Franco Bernabe, ehemaliger Vorstandsvorsitzender von ENI SpA in Forbes

"We are now facing a global energy crisis. I know you´ve heard this before, but this time it´s for real."
Hiroyuki Yoshino, Präsident von Honda in "Hydrogen and Fuel Cell Letter", Dezember 1998.

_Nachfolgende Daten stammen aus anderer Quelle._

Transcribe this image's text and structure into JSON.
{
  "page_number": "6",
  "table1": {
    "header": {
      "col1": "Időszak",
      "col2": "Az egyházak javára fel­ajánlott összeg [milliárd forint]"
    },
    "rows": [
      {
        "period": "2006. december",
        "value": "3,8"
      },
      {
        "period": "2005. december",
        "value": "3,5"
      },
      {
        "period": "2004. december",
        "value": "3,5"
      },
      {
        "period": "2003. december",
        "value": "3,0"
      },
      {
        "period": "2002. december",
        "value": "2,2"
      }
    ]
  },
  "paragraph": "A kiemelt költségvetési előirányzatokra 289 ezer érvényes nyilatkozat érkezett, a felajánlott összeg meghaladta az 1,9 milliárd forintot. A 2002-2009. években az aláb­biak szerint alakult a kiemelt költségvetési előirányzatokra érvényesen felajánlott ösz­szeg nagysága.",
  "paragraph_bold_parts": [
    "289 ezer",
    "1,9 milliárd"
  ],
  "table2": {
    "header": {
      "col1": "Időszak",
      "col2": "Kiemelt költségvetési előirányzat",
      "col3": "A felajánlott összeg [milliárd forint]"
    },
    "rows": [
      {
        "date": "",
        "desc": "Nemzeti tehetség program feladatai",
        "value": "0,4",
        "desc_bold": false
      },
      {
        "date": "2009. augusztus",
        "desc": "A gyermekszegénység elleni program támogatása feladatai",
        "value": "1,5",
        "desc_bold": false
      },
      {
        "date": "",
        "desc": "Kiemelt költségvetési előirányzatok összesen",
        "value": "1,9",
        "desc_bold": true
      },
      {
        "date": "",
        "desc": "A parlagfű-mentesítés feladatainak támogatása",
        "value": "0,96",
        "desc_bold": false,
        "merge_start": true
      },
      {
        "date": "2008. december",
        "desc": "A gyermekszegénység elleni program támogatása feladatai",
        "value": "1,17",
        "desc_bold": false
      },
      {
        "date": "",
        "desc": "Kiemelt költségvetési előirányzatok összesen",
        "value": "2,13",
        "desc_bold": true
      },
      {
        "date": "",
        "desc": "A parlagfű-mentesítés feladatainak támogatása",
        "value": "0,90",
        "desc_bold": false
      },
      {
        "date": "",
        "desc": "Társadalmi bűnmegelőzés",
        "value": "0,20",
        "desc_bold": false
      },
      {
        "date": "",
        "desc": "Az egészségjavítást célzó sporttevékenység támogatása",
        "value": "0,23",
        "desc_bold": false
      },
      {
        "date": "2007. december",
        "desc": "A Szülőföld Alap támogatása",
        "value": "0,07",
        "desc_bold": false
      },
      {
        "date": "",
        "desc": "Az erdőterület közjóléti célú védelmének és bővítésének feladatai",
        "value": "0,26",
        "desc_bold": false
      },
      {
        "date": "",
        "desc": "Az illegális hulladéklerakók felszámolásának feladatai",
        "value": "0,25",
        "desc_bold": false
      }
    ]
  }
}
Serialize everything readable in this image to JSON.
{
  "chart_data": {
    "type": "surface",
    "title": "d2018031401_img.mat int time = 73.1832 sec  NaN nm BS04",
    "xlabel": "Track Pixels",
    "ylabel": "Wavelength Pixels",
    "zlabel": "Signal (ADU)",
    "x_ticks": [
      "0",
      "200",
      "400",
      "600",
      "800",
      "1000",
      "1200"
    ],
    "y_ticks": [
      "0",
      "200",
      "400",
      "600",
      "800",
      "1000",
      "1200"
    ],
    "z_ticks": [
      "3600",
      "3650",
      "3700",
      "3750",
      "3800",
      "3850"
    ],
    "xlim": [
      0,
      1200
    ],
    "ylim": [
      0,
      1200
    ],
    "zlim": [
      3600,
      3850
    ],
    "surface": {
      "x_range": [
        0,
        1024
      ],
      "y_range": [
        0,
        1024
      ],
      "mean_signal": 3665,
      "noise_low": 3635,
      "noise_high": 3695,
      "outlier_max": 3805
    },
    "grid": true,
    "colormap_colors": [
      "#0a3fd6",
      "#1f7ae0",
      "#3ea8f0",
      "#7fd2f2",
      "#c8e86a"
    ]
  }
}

"We think there is a misperception widely held by the International Energy Agency, the analysts, the press and most of the industry that there is 8 million barrel per day (bpd) of capacity shut in. This is based on an estimated 3 million bpd of unused capacity in early 1998 plus an assumed 5 million bpd of production cuts during the past year and a half... We think most of these were ´paper cuts´ from exaggerated high levels of claimed production."
Henry Groppe, Ölconsultant der Firma Groppe, Long and Littell im Editorial des Journals Worldoil 10/99 über die Möglichkeiten, die OPEC-Produktion auszuweiten

 

"Einziger Lichtblick: Wenn diese Länder [gemeint sind die Staaten außerhalb der OPEC; Anm.] ihre Erdölquellen weiterhin so ausbeuten, werden diese bald versiegen. In vier Jahren könnten dann die Vorkommen der arabischen Golfstaaten wieder die strategischen und marktbestimmenden Ressourcen sein."
Scheich Jamaini, ehemaliger saudiarabischer Ölminister in einem Interview mit der Zeitschrift der Spiegel, 15/98

"We expect North Sea Oil production to peak at the turn of the century, with the combined UK and Norwegian output reaching 7 million b/d."
Standard & Poor´s DRI Energy Group in "European Energy Outlook", 1997

"Wir müssen die jetzige Preisdiskussion zum Anlaß nehmen, unsere gesamte Energiepolitik zu überdenken."
Fritz Vahrenholt, ehemaliger Hamburger Umweltsenator und derzeit im Vorstand von Shell Deutschland in Hamburger Abendblatt vom 29.5.2000

"Die OPEC hat ihren Einfluß auf die Gestaltung des Ölpreises verloren - Den Industriestaaten stehen außerhalb der Golfregion große Lagerstätten zur Verfügung"
Arnd Hildebrandt am 27.11.1998 in Frankfurter Allgemeine Zeitung

"Kartell in Nöten - Der OPEC ist die Kontrolle über die Ölpreise entglitten."
Reiner Luyken, Die Zeit vom 29.10.1998

"Die nachgewiesenen weltweiten Öl- und Gasreserven haben einen neuen Höchststand erreicht. Dies geht aus der Statistik Oeldorado '99 hervor, die vom Mineralölkonzern Esso vorgelegt wurde."